Just such a thursday made itself known the other day, when the hubs and kids had plans that would keep them out until after 5. I'd had a busy morning, up early and out. i had a chiro appt at noon, but after that---nothing. Of course i could go back home, have an egg on toast, fold two loads of laundry, move dirty and clean dishes around. think about mopping. or i could go into Houston and see the museum.
These crossroad decisions for my day -- these moments where i make the choice, to zig or to jag or to clean. These moments of pure freedom when i am left to wholly and completely choose the path of my day, i get a glimpse of my unfettered self. (and let me interject, that i very often choose "to clean.") but this day, I left the yoga pants and put on a pair of jeans, checked the gas gauge and hit the freeway. The Zone be damned, we were going into Houston.

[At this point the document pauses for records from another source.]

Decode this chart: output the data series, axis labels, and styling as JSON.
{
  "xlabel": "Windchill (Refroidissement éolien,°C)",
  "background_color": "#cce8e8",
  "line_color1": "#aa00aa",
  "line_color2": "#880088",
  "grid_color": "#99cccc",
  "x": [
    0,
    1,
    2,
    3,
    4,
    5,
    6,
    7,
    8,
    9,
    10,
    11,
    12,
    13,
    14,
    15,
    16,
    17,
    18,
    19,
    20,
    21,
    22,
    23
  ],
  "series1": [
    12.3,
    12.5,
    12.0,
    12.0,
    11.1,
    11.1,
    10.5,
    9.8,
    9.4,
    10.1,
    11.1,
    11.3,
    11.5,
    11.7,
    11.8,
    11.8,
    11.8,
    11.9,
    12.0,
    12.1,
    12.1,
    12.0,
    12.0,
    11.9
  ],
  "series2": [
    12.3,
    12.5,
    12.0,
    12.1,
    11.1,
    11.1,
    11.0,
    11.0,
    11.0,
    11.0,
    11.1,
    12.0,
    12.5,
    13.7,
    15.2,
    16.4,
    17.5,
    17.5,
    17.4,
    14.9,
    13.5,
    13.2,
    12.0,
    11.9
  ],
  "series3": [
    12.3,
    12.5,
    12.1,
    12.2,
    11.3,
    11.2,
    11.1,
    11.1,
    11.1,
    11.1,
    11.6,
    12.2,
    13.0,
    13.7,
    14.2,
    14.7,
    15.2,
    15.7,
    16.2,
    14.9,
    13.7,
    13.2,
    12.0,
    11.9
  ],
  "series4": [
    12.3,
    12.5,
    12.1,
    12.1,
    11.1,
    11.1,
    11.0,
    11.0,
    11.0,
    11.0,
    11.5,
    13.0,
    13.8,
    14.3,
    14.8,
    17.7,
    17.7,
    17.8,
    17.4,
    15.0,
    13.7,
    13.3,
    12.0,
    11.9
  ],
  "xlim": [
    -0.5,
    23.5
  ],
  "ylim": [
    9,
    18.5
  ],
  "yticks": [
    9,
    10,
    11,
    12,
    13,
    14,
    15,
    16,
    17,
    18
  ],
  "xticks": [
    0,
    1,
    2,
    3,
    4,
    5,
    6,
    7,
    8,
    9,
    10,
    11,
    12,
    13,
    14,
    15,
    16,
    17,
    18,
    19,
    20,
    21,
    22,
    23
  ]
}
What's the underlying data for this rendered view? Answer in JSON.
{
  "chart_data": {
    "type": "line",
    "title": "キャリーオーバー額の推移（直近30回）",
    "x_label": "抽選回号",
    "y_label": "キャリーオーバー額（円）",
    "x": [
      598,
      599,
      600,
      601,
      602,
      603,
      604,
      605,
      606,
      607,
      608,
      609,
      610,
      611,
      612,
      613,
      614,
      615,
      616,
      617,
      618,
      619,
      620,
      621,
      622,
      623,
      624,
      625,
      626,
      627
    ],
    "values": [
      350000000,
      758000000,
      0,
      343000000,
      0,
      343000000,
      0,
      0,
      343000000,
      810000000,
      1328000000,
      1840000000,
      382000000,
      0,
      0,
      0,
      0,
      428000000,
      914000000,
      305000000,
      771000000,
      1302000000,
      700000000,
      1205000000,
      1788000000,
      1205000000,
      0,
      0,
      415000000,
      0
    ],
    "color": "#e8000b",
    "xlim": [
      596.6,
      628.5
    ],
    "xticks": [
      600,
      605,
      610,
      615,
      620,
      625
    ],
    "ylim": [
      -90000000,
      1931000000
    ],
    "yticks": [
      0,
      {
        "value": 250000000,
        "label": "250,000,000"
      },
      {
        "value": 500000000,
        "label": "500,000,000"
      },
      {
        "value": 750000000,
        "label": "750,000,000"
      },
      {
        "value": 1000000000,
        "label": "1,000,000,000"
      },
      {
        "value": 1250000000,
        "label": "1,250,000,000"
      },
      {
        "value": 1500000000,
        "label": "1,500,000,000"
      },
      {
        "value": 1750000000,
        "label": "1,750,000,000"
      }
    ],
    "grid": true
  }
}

Once in the museum district, i found an easy parking spot at the church lot across from MFA. For like 25 seconds, i sat in my car and questioned this move. The museum by yourself in the middle of the day? will that look weird? also, i didn't tell husband i was going into houston. should i? these thoughts flashed through my consciousness like an imperceptible lighting flash. they were there, they were gone. i snapped a quick pic of the painted VW van in the parking lot and turned off my phone.
Walking into the lobby at MFA was like becoming a kid again,with that field-trip sense of excitement for what's to come, the anticipation of a slow, thoughtful day with nothing to do, but look and think.